Bilanz einer Kanzlerin

Anmerkungen zur Merkel-ist-schuld-Debatte

Thomas Claer

Merkel ist an allem schuld, was hierzulande nicht gut läuft, und das ist eine Menge. So liest und hört man es vielfach, seit unsere Ex-Kanzlerin mit viel Tamtam ihre Autobiographie vorgelegt und unser Land damit mal wieder in eine hitzige Debatte gestürzt hat. Denn hätte man in den 16 Jahren ihrer Kanzlerschaft (2005-2021) nicht vieles besser machen können? Doch, ganz bestimmt sogar. Und erst recht mit dem Wissen von heute darüber, wie sich die Dinge seit ihrem Abgang dann weiter entwickelt haben.

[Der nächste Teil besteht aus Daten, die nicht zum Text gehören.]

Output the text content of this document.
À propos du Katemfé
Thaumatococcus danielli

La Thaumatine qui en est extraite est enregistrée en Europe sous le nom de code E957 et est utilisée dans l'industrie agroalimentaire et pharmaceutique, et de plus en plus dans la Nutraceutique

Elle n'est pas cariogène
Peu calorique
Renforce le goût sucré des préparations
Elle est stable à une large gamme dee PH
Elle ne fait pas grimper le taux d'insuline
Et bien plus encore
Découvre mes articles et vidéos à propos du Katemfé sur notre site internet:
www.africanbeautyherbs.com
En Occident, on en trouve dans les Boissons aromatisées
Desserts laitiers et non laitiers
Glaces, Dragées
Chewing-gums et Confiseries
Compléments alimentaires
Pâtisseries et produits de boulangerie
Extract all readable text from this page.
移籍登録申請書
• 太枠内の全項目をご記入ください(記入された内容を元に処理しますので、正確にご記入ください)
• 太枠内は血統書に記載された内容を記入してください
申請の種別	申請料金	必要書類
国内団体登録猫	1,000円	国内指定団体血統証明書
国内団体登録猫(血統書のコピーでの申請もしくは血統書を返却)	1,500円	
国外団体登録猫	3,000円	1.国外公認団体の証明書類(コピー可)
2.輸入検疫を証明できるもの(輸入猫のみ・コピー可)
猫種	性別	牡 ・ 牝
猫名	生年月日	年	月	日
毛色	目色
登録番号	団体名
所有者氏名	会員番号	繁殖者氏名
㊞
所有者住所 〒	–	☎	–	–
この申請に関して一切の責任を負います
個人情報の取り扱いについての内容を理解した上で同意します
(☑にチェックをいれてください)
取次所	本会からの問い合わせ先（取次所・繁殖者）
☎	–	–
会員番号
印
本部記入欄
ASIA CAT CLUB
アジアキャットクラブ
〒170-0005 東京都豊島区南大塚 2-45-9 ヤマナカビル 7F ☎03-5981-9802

Es sei doch sonnenklar gewesen, dass wir uns nie in eine solche energiepolitische Abhängigkeit von Putin-Russland hätten begeben dürfen, heißt es. Dem Kreml-Despoten sei doch auch schon damals nicht zu trauen gewesen. Wie habe man denn das nicht wissen können?! Immerhin die Grünen wussten es und haben es immer gesagt. Unsere Nachbarländer und die USA haben es ebenfalls gewusst und es uns immer wieder unter die Nase gerieben. Allein, die vier Merkel-Kabinette wollten davon nichts wissen. Realpolitik hieß damals: Energie von dort beziehen, wo sie am günstigsten zu haben war. So wollten es auch die Wirtschaft und alle Lobbyisten. Und dagegen war nun mal nicht anzukommen.

Aber hätte man damals nicht noch viel schneller und entschlossener die regenerativen Energien ausbauen sollen? Hätten wir heute doppelt oder dreimal soviel Wind- und Solarenergie, dann bräuchten wir all das teure und umweltfeindliche Flüssiggas nicht einzuführen, mit dem wir nach dem Wegfall der russischen Gas-Importe nun unseren Energiehunger stillen. So hätten wir zwei Fliegen mit einer Klappe geschlagen: dem Klimawandel etwas entgegengesetzt und uns unabhängig von Energie-Importen aus problematischen Herkunftsländern gemacht. Die Grünen wussten das alles schon damals. Aber auf sie hat ja keiner gehört, zumindest nicht genug.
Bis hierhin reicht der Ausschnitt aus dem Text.